Yesterday, I took Luna, our Border Collie, outside to take a look at the garden. The snow and ice are finally starting to melt. Luna and I both spent our time just poking around and looking. It was too muddy for her to play and too muddy for me to do anything in the garden. We just sat and soaked up the sun. No complaints here! Luna and I both are ready to dig in the dirt but it seems we'll have to wait for a few more days!
Mar 6, 2015
Horace Pippin was an African-American artist who was well known for his paintings of the African-American experience. He was from the Westchester, PA area, but was part of a larger community, or network, that included people from the Baltimore area. African-American slaves and freedmen in Antebellum Maryland used the pepper as a 'secret ingredient'. At one point, it was believed the Fish pepper was almost extinct due to the decline of the fishing industry in the Chesapeake Bay. Since that time, the seeds have been distributed and shared over the years and they have spread to gardens all over the world.
The Fish pepper is very different than most peppers. It has a variegated-leaf and is quite stunning in the garden. The plants usually are about 2 feet high, but I have had them reach about 3 feet. They are striking! Their leaves are almost like someone splattered a cream-colored paint on them and the peppers themselves actually start out a light, cream color. This color is why they were so well suited to the cream-based sauces for seafood. As the peppers mature, they get a nice variegation of green and cream and then ultimately, they will turn bright red. I have found that you can use them at any of the three stages and you will have variations in terms of heat!
The Fish pepper actually originated in Baltimore where they were used to make white paprika for the cream sauces used with fish and seafood. Raw, the peppers are quite hot, but they do seem to mellow with cooking. I let the red peppers dry and then I crush them for the 'red pepper' I use in my recipes.
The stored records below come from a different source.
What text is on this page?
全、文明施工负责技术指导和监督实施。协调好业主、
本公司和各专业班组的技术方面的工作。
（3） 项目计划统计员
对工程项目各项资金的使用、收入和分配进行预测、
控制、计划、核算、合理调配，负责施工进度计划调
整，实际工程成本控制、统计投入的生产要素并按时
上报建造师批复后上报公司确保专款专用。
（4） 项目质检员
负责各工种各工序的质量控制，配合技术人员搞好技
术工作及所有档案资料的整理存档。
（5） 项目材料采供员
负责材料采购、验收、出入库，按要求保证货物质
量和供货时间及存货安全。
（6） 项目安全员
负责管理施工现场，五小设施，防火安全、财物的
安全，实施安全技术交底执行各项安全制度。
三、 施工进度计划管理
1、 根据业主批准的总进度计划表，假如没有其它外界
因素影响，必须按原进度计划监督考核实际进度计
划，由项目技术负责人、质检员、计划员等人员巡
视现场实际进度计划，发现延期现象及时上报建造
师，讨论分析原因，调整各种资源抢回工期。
So, needless to say, when I saw my Fish peppers were starting to sprout, I was absolutely excited! I try to due my part to help keep this wonderful plant remain a part of the garden scene. If you are interested in trying to grow them as well, I think they would actually do quite well in a container if you do not have the garden space. I will share seeds that I have, and if I don't have enough now, I will by the end of the growing season and you can have them for next year. If you want to try them right away, I would go online to John Scheepers Kitchen Garden Seeds. You will not be disappointed!
Mar 3, 2015
I have a confession. All of my seeds are an heirloom variety of one sort or another except for my Sweet Bell Mix. This sweet bell pepper has a nice number of peppers on each plant and they tend to range from yellow, to orange, to a red-orange. It's a hybrid, but I just love it!
My eggplant is something that I have been experimenting with. It seems to produce quite a bit and I just love how much you can use eggplant in different recipes. This year, I have 5 different varieties! I am excited to see how they all compare to one another.
Most of the seeds that I have started were started on February 17th. Some of the seeds were started on February 20th.
At this point I have seedlings for my cabbage, eggplant, chile peppers, cauliflower, broccoli, sweet peppers, and a couple of varieties of tomatoes.
I have found that I really like the seed starting mix from Henry Fields. My seedlings are kept in that until they reach pretty good size with good root development.
Once the seedlings have a pair of true leaves set, then I will transplant them so that there is just one plant per cell or peat pot.
I will be looking at my seedlings this weekend, unless we get another snow day, and then it will be sooner! When I look at how the seedlings have developed, I will decide which ones I should replant. Some of my seeds were packed for 2014, so I want to be sure they are still viable. Unfortunately, it seems that as soon as you carry over seeds to the next year, they only germinate 50% of the time. So far, it looks like I have a pretty good success rate. Time will tell.
I'm looking forward to seeing how these seedlings develop and I'm looking forward to transplanting them soon!